Шейх поклонился, не разжимая губ, и осмотрел меня, слегка причмокнув.
Карен растерял всю свою солидность. Он всячески пытался развеселить гостя, предлагал ему разные блюда, вина, но тот пил лишь холодную минеральную воду и жевал лист салата, точно корова. Мне стыло смешно, я фыркнула, и гость перевел на меня вдумчивые коровьи глаза.
— Он понимает по-русски? — спросила я. Карен замахал руками, а шейх сказал почти без акцента:
— Прошу подарить мне один танец.
Мы завальсировали, точно на бале времен «Войны и мира». Платье мое было закрыто спереди, даже со стойкой на горле, зато сзади открывало мои прелести, кажется, до ног, потому что Карен не выносил, когда я надевала бюстгальтер и обычные трусики, а не бикини.
Партнер, однако, не заглядывал в обозримые возможности моей фигуры, а держал меня на отлете, как танцор дансинга в западных фильмах. Я видела близко идеально выбритую промассированную кожу, лениво пошевеливающиеся ресницы и представила на его черной набриолиненной голове попону, придержанную обручем, которую носит лидер Палестины Арафат. Я снова фыркнула, а шейх спросил:
— Вы не хотите со мной проехать в посольство?
— Что я там забыла?
Он наклонил голову:
— Вы мне подходите…
— А вы мне — не очень…
Он кружил меня, точно робот, и только после паузы заявил:
— Боб одобрил…
Я не сразу поняла, а поняв, резко остановилась.
— Да что я вам — телефонная девочка?
Он упрямо продолжал меня раскручивать.
— Боб скачал «о’кей», он мои вкусы знает.
— Но я вам не по карману…
Вот тут он засмеялся, блеснув очень крупными и белыми зубами, отчего правильное лицо стало жестоким и холодным.
— Сколько?
— Может быть, устроим аукцион?
— Я все равно всех переиграю, ведь я — из Бахрейна…
Мне вдруг стало скучно. Мы вернулись к Карену, и я ушла в туалет, чтобы накраситься и выкурить сигарету для спокойствия.
Значит, Карен решил пустить меня в раскрутку? Пресытился или сделка оказалась выгодной? Я вспомнила, как он говорил, что всегда все продает, если ему дают хорошую цену.
Интересно, во сколько оценил меня этот нелепый шейх?
Когда я вернулась в зал, шейха уже не было, и Карен извинился, пояснив, что «мальчик выпил и потерял голову».
Было темно, когда я сошла с электрички. К счастью, Дмитрий Моисеевич жил недалеко от станции, и я пролетела это расстояние, как олимпийский бегун. Убийство Карена заставляло меня ежесекундно оглядываться и прислушиваться к шагам за спиной.
Он был дома, в старомодной суконной домашней куртке с брандебурами. Дмитрий Моисеевич открыл мне дверь, стараясь не показать, как удивил его мой визит в такое время.

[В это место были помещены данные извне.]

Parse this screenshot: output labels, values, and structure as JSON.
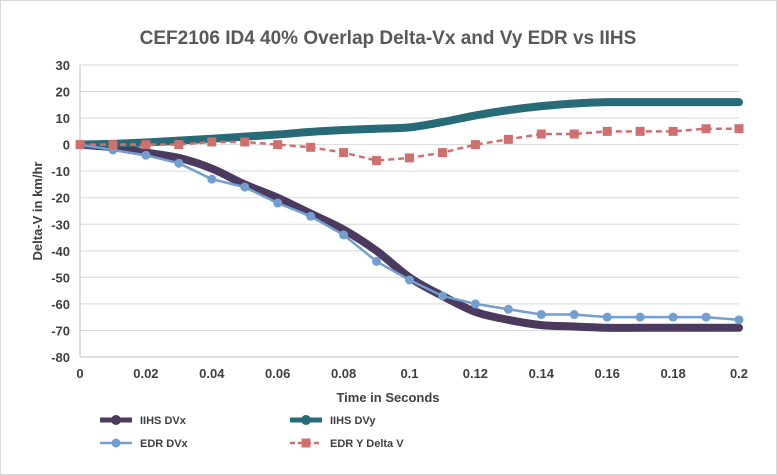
{
  "chart_data": {
    "type": "line",
    "title": "CEF2106 ID4 40% Overlap Delta-Vx and Vy EDR vs IIHS",
    "xlabel": "Time in Seconds",
    "ylabel": "Delta-V in km/hr",
    "xlim": [
      0,
      0.2
    ],
    "ylim": [
      -80,
      30
    ],
    "xticks": [
      "0",
      "0.02",
      "0.04",
      "0.06",
      "0.08",
      "0.1",
      "0.12",
      "0.14",
      "0.16",
      "0.18",
      "0.2"
    ],
    "yticks": [
      "30",
      "20",
      "10",
      "0",
      "-10",
      "-20",
      "-30",
      "-40",
      "-50",
      "-60",
      "-70",
      "-80"
    ],
    "grid": "horizontal",
    "legend": "bottom",
    "x": [
      0,
      0.01,
      0.02,
      0.03,
      0.04,
      0.05,
      0.06,
      0.07,
      0.08,
      0.09,
      0.1,
      0.11,
      0.12,
      0.13,
      0.14,
      0.15,
      0.16,
      0.17,
      0.18,
      0.19,
      0.2
    ],
    "series": [
      {
        "name": "IIHS DVx",
        "color": "#4b3a5e",
        "style": "thick",
        "values": [
          0,
          -1,
          -3,
          -5,
          -9,
          -15,
          -20,
          -26,
          -32,
          -40,
          -50,
          -57,
          -63,
          -66,
          -68,
          -68.5,
          -69,
          -69,
          -69,
          -69,
          -69
        ]
      },
      {
        "name": "IIHS DVy",
        "color": "#276a78",
        "style": "thick",
        "values": [
          0,
          0.3,
          0.8,
          1.5,
          2.2,
          3,
          3.8,
          4.8,
          5.5,
          6,
          6.5,
          8.5,
          11,
          13,
          14.5,
          15.5,
          16,
          16,
          16,
          16,
          16
        ]
      },
      {
        "name": "EDR DVx",
        "color": "#729fcf",
        "style": "circle",
        "values": [
          0,
          -2,
          -4,
          -7,
          -13,
          -16,
          -22,
          -27,
          -34,
          -44,
          -51,
          -57,
          -60,
          -62,
          -64,
          -64,
          -65,
          -65,
          -65,
          -65,
          -66
        ]
      },
      {
        "name": "EDR Y Delta V",
        "color": "#cf706e",
        "style": "dashed-square",
        "values": [
          0,
          0,
          0,
          0,
          1,
          1,
          0,
          -1,
          -3,
          -6,
          -5,
          -3,
          0,
          2,
          4,
          4,
          5,
          5,
          5,
          6,
          6
        ]
      }
    ]
  }
}
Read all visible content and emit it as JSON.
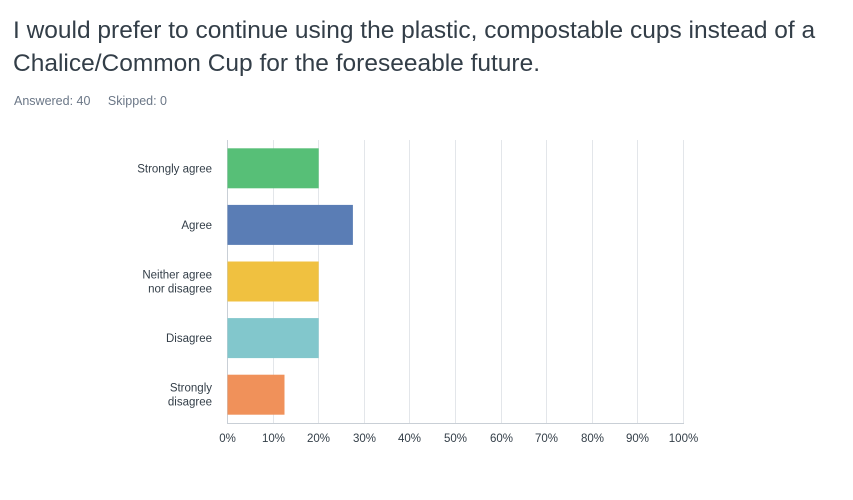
{
  "question": {
    "title": "I would prefer to continue using the plastic, compostable cups instead of a Chalice/Common Cup for the foreseeable future."
  },
  "stats": {
    "answered": "Answered: 40",
    "skipped": "Skipped: 0"
  },
  "chart_data": {
    "type": "bar",
    "orientation": "horizontal",
    "title": "I would prefer to continue using the plastic, compostable cups instead of a Chalice/Common Cup for the foreseeable future.",
    "categories": [
      [
        "Strongly agree"
      ],
      [
        "Agree"
      ],
      [
        "Neither agree",
        "nor disagree"
      ],
      [
        "Disagree"
      ],
      [
        "Strongly",
        "disagree"
      ]
    ],
    "values": [
      20,
      27.5,
      20,
      20,
      12.5
    ],
    "colors": [
      "#57bf77",
      "#5a7db5",
      "#f0c140",
      "#82c7cc",
      "#f0915a"
    ],
    "xlim": [
      0,
      100
    ],
    "xticks": [
      "0%",
      "10%",
      "20%",
      "30%",
      "40%",
      "50%",
      "60%",
      "70%",
      "80%",
      "90%",
      "100%"
    ],
    "xlabel": "",
    "ylabel": "",
    "grid": true,
    "unit": "%"
  }
}
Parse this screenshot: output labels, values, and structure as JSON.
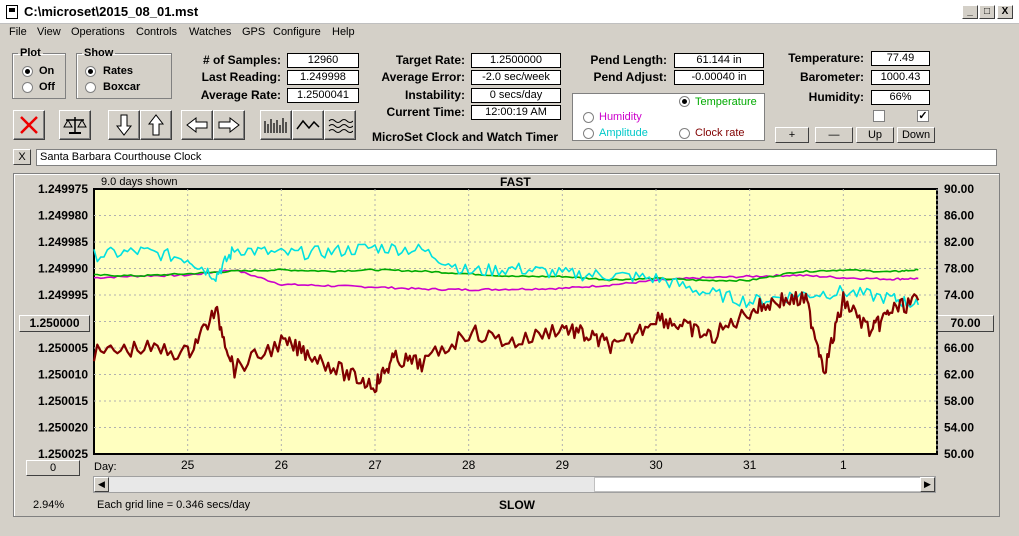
{
  "window": {
    "title": "C:\\microset\\2015_08_01.mst",
    "min": "_",
    "max": "□",
    "close": "X"
  },
  "menu": [
    "File",
    "View",
    "Operations",
    "Controls",
    "Watches",
    "GPS",
    "Configure",
    "Help"
  ],
  "plot": {
    "title": "Plot",
    "on": "On",
    "off": "Off"
  },
  "show": {
    "title": "Show",
    "rates": "Rates",
    "boxcar": "Boxcar"
  },
  "stats": {
    "samples_label": "# of Samples:",
    "samples": "12960",
    "last_label": "Last Reading:",
    "last": "1.249998",
    "avg_label": "Average Rate:",
    "avg": "1.2500041",
    "target_label": "Target Rate:",
    "target": "1.2500000",
    "err_label": "Average Error:",
    "err": "-2.0 sec/week",
    "inst_label": "Instability:",
    "inst": "0 secs/day",
    "time_label": "Current Time:",
    "time": "12:00:19 AM",
    "app_name": "MicroSet Clock and Watch Timer",
    "pend_len_label": "Pend Length:",
    "pend_len": "61.144 in",
    "pend_adj_label": "Pend Adjust:",
    "pend_adj": "-0.00040 in",
    "temp_label": "Temperature:",
    "temp": "77.49",
    "baro_label": "Barometer:",
    "baro": "1000.43",
    "hum_label": "Humidity:",
    "hum": "66%"
  },
  "aux": {
    "temperature": "Temperature",
    "humidity": "Humidity",
    "amplitude": "Amplitude",
    "clock_rate": "Clock rate"
  },
  "aux_buttons": {
    "plus": "+",
    "minus": "—",
    "up": "Up",
    "down": "Down",
    "check_on": "✓"
  },
  "notes": "Santa Barbara Courthouse Clock",
  "notes_clear": "X",
  "chart": {
    "days_shown": "9.0 days shown",
    "top_label": "FAST",
    "bottom_label": "SLOW",
    "grid_text": "Each grid line = 0.346 secs/day",
    "percent": "2.94%",
    "day_label": "Day:",
    "left_btn": "1.250000",
    "right_btn": "70.00",
    "bottom_btn": "0"
  },
  "colors": {
    "rate": "#800000",
    "temperature": "#00aa00",
    "humidity": "#cc00cc",
    "amplitude": "#00e0e0",
    "plot_bg": "#ffffc0"
  },
  "chart_data": {
    "type": "line",
    "xlabel": "Day:",
    "x_ticks": [
      "25",
      "26",
      "27",
      "28",
      "29",
      "30",
      "31",
      "1"
    ],
    "y_left_ticks": [
      "1.249975",
      "1.249980",
      "1.249985",
      "1.249990",
      "1.249995",
      "1.250000",
      "1.250005",
      "1.250010",
      "1.250015",
      "1.250020",
      "1.250025"
    ],
    "y_right_ticks": [
      "90.00",
      "86.00",
      "82.00",
      "78.00",
      "74.00",
      "70.00",
      "66.00",
      "62.00",
      "58.00",
      "54.00",
      "50.00"
    ],
    "y_left_range": [
      1.249975,
      1.250025
    ],
    "y_right_range": [
      50,
      90
    ],
    "x_range": [
      24.0,
      33.0
    ],
    "series": [
      {
        "key": "rate",
        "axis": "left",
        "x": [
          24.0,
          24.5,
          25.0,
          25.3,
          25.5,
          26.0,
          26.3,
          26.7,
          27.0,
          27.2,
          27.5,
          28.0,
          28.5,
          29.0,
          29.3,
          29.6,
          30.0,
          30.3,
          30.6,
          31.0,
          31.3,
          31.6,
          31.8,
          32.0,
          32.3,
          32.5,
          32.8
        ],
        "values": [
          1.250006,
          1.250005,
          1.250006,
          1.249998,
          1.250009,
          1.250004,
          1.250006,
          1.25001,
          1.250012,
          1.250007,
          1.250008,
          1.250002,
          1.250004,
          1.250001,
          1.250003,
          1.250005,
          1.249999,
          1.250001,
          1.250003,
          1.249998,
          1.249996,
          1.249996,
          1.250009,
          1.249996,
          1.250002,
          1.249998,
          1.249996
        ]
      },
      {
        "key": "temperature",
        "axis": "right",
        "x": [
          24.0,
          24.5,
          25.0,
          25.5,
          26.0,
          26.5,
          27.0,
          27.5,
          28.0,
          28.5,
          29.0,
          29.5,
          30.0,
          30.5,
          31.0,
          31.5,
          32.0,
          32.5,
          32.8
        ],
        "values": [
          77.0,
          76.9,
          77.2,
          77.6,
          77.8,
          77.6,
          77.8,
          77.6,
          77.2,
          76.8,
          76.8,
          76.3,
          76.5,
          76.2,
          76.2,
          77.5,
          77.8,
          77.5,
          77.8
        ]
      },
      {
        "key": "humidity",
        "axis": "right",
        "x": [
          24.0,
          24.5,
          25.0,
          25.5,
          26.0,
          26.5,
          27.0,
          27.5,
          28.0,
          28.5,
          29.0,
          29.5,
          30.0,
          30.5,
          31.0,
          31.5,
          32.0,
          32.5,
          32.8
        ],
        "values": [
          76.6,
          76.9,
          77.0,
          77.8,
          75.6,
          75.4,
          75.2,
          74.9,
          74.8,
          74.9,
          75.0,
          75.5,
          76.2,
          76.6,
          76.8,
          77.0,
          76.6,
          76.4,
          76.5
        ]
      },
      {
        "key": "amplitude",
        "axis": "right",
        "x": [
          24.0,
          24.5,
          25.0,
          25.3,
          25.5,
          26.0,
          26.5,
          27.0,
          27.5,
          28.0,
          28.5,
          29.0,
          29.5,
          30.0,
          30.5,
          31.0,
          31.5,
          32.0,
          32.5,
          32.8
        ],
        "values": [
          80.0,
          80.6,
          79.5,
          76.9,
          81.0,
          80.2,
          80.5,
          81.2,
          80.8,
          77.5,
          78.0,
          77.2,
          77.0,
          76.5,
          74.5,
          73.0,
          74.0,
          74.5,
          73.5,
          72.5
        ]
      }
    ]
  }
}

Отцовский друг был маленький, крепенький, похожий одновременно и на гриб-боровик, и на Тома Сойера, такой же курносый, веселый и озорной, отчего белые волосы выглядели париком.
— Что-нибудь с мамой, с папой?
— Нет, со мной.
Лицо его выразило явное облегчение. Родителей он любил, а меня считал девицей с плохим характером, которую мало секли в детстве.
— Сначала чай, — сказал он, пропуская меня в комнату — потом эмоции.
Он двигался бойко хотя и стал подволакивать ногу, да и левая половина лица оставалась неподвижной.
— Дядя Дима, — сказала я, — что же вы не известили, когда заболели?
— Хорошенькое дело! А кто первый прилетел на метле? Твоя мама. Она две недели меня выволакивала Не слышала?
Моя мать никогда не рассказывала о тех, кому помогала. И я обрадовалась, что они помирились. Я подозревала, что он был влюблен в нее в молодости, хотя и сочувствовал отцу из-за ее стремления исполнить роль «Синей птицы». Он столько пережил. что казался мне мудрым, как царь Соломон, и я решилась на исповедь.
Дмитрий Моисеевич слушал молча, даже наводящих вопросов не задавал. А главное, я не ощущала в нем презрения, которое так эффектно проявила мама, узнав о моем «грехопадении».
Невольно я сравнивала его с Кареном, более молодым, уверенно-расчетливым. Кто был счастливее?! Сидевший напротив старик, так и не сподобившийся получить квартиру в Москве, хотя воевал во время войны в эскадрилье «Нормандия — Неман», имел знак Почетного легиона, давно мог переехать во Францию, но остался участковым врачом в полусельской больничке? Или властный армянин, рассчитывающий каждый шаг, питавшийся женщинами, как чуреком, не потративший крупицу сердца на дружбу и любовь?!